To wrap this up, let's run the whole thing one more time. We will plot the state value function and the policy for all iteration steps. Watch how it changes over time. Add a sleep to slow it down to see it changing on each step.

In [15]:
env = SimpleGridWorld() # Instantiate the environment
generator = MonteCarloGeneration(env=env) # Instantiate the trajectory generator
agent = MonteCarloExperiment(generator=generator)
for i in range(1000):
  clear_output(wait=True)
  agent.run_episode()
  print(f"Iteration: {i}")
  print(state_value_2d(env, agent))
  print(next_best_value_2d(env, agent), flush=True)
  # time.sleep(0.1) # Uncomment this line if you want to see the iterations

Iteration: 999
-106.92 | -104.87 | -99.46 | -91.93 | -88.39 | 
-103.63 | -102.25 | -96.18 | -88.39 | -82.27 | 
-101.76 | -96.87 | -90.96 | -82.10 | -71.96 | 
-94.89 | -88.36 | -77.60 | -61.89 | -41.65 | 
-93.03 | -85.19 | -72.19 | -45.81 |    @   | 

⬇ | ⮕ | ⮕ | ⬇ | ⬇ | 
⬇ | ⮕ | ⮕ | ⬇ | ⬇ | 
⬇ | ⬇ | ⬇ | ⬇ | ⬇ | 
⮕ | ⮕ | ⮕ | ⮕ | ⬇ | 
⮕ | ⮕ | ⮕ | ⮕ | @ | 



## Summary and Next Steps

You have now implemented your first reinforcement learning algorithm and be able to learn a policy that succesfully guides the agent to the goal position !

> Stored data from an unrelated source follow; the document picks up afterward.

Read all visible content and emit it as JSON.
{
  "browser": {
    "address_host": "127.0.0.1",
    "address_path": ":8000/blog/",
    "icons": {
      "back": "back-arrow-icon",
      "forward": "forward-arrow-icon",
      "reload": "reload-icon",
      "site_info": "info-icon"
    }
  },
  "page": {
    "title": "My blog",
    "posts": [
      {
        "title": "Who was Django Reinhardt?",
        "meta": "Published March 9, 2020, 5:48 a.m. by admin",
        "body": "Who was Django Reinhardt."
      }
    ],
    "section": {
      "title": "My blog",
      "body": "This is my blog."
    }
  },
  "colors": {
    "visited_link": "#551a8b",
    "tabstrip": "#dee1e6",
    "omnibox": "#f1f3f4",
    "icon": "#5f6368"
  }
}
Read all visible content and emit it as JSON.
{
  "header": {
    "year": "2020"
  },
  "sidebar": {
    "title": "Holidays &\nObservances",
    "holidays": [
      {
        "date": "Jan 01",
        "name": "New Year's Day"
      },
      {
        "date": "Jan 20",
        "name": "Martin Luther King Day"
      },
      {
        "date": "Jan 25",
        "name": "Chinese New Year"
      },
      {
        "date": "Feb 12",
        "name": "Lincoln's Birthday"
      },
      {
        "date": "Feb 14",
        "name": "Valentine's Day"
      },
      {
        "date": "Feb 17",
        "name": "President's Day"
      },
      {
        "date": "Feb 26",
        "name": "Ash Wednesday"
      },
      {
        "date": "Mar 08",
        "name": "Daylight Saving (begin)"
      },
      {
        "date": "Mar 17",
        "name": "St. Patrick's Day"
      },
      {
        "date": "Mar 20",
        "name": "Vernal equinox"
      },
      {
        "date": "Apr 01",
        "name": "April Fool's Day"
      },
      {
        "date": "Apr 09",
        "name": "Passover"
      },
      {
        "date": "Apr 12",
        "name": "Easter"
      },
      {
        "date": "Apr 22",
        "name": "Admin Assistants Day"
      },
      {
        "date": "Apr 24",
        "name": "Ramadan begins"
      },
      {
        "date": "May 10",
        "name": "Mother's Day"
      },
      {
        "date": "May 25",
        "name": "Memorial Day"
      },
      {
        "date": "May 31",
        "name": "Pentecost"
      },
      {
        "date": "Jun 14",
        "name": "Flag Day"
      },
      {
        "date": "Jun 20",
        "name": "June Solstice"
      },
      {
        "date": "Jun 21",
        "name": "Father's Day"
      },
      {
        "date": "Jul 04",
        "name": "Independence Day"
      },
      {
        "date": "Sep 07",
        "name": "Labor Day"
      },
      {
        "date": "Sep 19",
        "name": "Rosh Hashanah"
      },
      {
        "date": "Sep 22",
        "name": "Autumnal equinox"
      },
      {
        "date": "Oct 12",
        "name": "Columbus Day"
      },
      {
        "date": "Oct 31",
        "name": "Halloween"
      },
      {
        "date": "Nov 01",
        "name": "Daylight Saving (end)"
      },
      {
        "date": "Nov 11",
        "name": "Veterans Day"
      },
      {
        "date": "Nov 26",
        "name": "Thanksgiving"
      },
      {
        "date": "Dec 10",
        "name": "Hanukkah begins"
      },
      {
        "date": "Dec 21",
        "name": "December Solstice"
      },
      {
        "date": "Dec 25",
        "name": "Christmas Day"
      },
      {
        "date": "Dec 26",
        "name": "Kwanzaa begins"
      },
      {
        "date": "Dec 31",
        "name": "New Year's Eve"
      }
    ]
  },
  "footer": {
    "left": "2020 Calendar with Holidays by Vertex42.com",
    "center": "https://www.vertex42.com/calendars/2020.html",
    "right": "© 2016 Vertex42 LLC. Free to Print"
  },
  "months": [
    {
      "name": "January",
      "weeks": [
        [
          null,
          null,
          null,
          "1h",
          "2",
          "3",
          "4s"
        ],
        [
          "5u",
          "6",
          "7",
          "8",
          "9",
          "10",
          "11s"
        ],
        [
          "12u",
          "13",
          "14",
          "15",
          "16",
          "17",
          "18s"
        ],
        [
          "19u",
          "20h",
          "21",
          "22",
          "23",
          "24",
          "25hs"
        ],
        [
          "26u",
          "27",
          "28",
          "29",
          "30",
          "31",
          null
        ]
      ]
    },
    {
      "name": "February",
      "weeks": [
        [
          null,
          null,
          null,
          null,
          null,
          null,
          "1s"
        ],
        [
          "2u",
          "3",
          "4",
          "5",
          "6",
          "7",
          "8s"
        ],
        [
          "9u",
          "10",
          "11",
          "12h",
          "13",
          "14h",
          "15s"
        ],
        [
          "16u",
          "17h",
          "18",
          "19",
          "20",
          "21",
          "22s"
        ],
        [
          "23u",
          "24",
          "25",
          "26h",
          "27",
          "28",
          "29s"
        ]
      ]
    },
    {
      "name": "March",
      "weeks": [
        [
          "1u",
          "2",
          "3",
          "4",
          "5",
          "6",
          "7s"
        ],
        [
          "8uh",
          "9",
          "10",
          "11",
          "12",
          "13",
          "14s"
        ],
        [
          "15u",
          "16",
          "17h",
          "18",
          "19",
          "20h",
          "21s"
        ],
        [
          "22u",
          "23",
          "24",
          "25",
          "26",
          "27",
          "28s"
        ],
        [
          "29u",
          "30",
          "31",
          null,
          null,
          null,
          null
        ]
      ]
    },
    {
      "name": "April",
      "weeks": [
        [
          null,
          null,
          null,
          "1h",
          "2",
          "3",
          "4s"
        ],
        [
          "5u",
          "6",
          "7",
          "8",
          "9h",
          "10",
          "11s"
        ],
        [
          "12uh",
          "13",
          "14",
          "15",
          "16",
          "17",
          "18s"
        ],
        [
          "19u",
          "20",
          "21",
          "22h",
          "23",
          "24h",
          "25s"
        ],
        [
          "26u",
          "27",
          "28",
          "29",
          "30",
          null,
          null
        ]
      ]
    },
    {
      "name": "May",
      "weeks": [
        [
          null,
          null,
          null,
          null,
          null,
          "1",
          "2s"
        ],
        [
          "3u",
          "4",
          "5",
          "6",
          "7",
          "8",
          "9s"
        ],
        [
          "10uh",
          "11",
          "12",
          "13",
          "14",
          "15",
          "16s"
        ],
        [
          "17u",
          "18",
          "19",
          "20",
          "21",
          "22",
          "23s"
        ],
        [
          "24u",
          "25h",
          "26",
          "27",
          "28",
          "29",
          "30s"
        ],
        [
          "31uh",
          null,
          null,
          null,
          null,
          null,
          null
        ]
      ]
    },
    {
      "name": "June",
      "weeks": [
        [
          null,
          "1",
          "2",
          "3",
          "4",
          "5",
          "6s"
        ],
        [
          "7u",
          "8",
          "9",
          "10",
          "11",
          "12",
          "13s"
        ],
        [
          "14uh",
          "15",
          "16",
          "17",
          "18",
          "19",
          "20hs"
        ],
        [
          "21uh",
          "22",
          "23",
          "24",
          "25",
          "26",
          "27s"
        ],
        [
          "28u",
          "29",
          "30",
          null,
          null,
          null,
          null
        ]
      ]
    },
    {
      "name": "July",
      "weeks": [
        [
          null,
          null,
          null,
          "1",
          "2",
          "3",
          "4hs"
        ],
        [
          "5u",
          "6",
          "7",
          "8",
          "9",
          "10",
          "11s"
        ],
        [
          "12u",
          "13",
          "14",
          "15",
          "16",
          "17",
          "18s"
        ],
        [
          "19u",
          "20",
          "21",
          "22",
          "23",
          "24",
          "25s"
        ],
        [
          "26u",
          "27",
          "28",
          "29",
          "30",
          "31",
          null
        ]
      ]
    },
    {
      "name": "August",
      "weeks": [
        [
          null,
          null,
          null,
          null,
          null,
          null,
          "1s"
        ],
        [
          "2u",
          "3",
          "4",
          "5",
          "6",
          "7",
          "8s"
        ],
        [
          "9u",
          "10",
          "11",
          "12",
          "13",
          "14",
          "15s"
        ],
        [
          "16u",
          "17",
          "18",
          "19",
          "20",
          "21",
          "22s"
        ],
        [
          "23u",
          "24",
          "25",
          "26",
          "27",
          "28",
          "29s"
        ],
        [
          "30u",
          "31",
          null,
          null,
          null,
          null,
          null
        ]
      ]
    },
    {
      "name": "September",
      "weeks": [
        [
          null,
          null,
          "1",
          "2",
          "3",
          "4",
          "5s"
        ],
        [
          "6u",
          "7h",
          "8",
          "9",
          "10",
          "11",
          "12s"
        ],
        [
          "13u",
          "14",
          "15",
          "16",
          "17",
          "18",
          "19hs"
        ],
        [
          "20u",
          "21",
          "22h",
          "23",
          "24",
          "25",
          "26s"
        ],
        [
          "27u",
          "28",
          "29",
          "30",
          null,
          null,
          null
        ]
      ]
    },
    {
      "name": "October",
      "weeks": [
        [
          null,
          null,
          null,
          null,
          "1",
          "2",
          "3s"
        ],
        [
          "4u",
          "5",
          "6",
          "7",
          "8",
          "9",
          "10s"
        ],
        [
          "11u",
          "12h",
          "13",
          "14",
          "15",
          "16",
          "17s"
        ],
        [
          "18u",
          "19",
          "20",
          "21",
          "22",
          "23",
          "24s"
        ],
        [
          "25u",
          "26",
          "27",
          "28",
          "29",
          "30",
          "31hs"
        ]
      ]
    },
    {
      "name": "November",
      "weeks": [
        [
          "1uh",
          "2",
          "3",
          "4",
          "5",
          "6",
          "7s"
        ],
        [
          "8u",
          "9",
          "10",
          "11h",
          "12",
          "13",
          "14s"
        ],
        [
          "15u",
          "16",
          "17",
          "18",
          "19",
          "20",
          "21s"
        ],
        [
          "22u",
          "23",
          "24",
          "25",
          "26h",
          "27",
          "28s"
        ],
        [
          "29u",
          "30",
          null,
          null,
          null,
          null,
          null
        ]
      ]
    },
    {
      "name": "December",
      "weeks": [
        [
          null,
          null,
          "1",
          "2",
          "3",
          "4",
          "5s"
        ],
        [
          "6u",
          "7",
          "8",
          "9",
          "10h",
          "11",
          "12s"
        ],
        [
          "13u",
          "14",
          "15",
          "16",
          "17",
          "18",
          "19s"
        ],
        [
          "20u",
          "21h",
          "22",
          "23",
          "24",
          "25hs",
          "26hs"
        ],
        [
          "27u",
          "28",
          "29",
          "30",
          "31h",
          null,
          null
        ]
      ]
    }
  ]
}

Now, you can play around with the code to see how does the learning change if some aspects of the problem change. Here are some things that you can try:

- Increase or decrease the size of the grid.
- Add other terminating states
- Change the reward to a different value
- Change the reward to produce 0 reward per step, and a positive reward for the terminating state
- Add a terminating state with a massive negative reward, to simulate a cliff
- Add a hole in the middle
- Add a wall
- See if you can add the code to use the policy derived by the agent

### Looking forward

We see that the algorithm was able to solve the task. However, can we say that is has accurately learn the correct  value function and policy?

If not, Can you propose some ideas in order to make the learning more efficient and accurate?